House Republicans tease new energy policy roadmap

Republicans on the House Energy and Commerce Committee laid out a policy roadmap Monday that dovetails with the work the Senate prepares to tackle, priming the pump for a planned comprehensive energy bill.

The House panel’s framework focuses on infrastructure, increasing energy supply, accountability and energy efficiency. Committee Chairman Fred Upton, R-Mich., and Energy and Power Subcommittee Chairman Ed Whitfield, R-Ky., said the policy roadmap reflects an era of growing energy supplies that’s made the United States the world’s top oil and natural gas producer.

“Our energy realities have changed dramatically — we’ve gone from bust to boom practically overnight.

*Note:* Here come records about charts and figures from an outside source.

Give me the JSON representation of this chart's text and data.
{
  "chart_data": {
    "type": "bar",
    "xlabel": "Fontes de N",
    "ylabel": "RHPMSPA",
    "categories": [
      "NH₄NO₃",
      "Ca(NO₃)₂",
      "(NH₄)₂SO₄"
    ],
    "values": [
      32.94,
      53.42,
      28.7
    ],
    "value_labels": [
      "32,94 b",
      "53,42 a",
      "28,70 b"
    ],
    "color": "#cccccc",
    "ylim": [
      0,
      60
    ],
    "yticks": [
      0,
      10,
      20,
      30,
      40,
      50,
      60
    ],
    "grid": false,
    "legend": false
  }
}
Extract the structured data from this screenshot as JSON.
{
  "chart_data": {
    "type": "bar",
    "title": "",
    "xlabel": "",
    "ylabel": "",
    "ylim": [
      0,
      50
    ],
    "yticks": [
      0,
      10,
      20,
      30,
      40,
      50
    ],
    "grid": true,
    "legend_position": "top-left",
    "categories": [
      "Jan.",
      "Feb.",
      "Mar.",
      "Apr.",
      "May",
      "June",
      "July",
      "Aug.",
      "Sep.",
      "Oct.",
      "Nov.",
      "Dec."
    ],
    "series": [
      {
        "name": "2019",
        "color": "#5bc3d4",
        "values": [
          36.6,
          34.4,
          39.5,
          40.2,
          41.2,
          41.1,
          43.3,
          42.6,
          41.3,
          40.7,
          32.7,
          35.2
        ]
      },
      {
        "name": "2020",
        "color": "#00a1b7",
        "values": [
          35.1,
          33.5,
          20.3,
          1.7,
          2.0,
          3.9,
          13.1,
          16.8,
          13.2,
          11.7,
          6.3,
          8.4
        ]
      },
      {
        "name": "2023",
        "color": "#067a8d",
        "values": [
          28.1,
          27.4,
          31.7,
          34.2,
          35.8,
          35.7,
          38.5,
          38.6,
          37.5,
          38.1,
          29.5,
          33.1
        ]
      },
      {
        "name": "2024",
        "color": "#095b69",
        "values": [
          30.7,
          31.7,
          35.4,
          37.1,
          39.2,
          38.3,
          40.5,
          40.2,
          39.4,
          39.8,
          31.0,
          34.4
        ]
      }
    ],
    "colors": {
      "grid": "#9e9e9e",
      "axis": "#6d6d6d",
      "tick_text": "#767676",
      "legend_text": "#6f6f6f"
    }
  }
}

Today’s energy policies are lagging far behind and are better suited for the gas lines in the 1970s than this new era of abundance. We need policies that meet today’s needs and are focused on the future, and that starts with building the Architecture of Abundance,” the lawmakers said.

The House’s focal points mirror what Senate Energy and Natural Resources Committee Chairwoman Lisa Murkowski said she wants to include in broad energy legislation. The Alaska Republican said she wants to release the bill this spring and has talked with Upton and top Senate Energy Committee Democrat Maria Cantwell, D-Wash., about the effort.

Perhaps to mesh with what Murkowski had floated, the House framework parcels off the committee’s plans to handcuff Environmental Protection Agency regulations, such as the proposal to slash electricity emissions 30 percent below 2005 levels by 2030. EPA policies will no doubt be a focus of the committee, but blocking the rules could endanger Senate passage of a sweeping energy bill like the one Murkowski has discussed with Upton.

Ending trade barriers will be one of the top concerns.

House Republicans have pushed for faster federal approvals of liquefied natural gas exports to nations that lack a free-trade agreement with the United States, seeing it as a potential boon to allies who are looking for an energy supplier other than Russia. Building more pipelines to strengthen energy security in North America — chief among them the Keystone XL pipeline, which the House will vote on Wednesday — will also be a priority.

Oil exports weren’t mentioned, though the framework included a reference to “export of energy commodities.” Rep. Joe Barton, R-Texas, has sponsored legislation to end the 40-year-old ban on exporting crude, but it’s still a politically tricky subject for some Republicans because of the concern voters have that exports would raise gas prices. Upton and Whitfield, for example, have not weighed in on whether they support ending the restrictions.

On infrastructure, the House wants to shorten permitting timelines and restrictions for building electricity transmission lines and new pipelines to transport domestic oil and natural gas being produced in shale energy regions such as the Bakken in North Dakota and Montana and the Marcellus in Pennsylvania and West Virginia. It also would aim to ease information sharing between the federal government and electric utilities to improve cybersecurity defense.

The plan also calls for using national laboratories, public-private partnerships and community colleges to bolster training in manufacturing, while specifically targeting minority and low-income communities.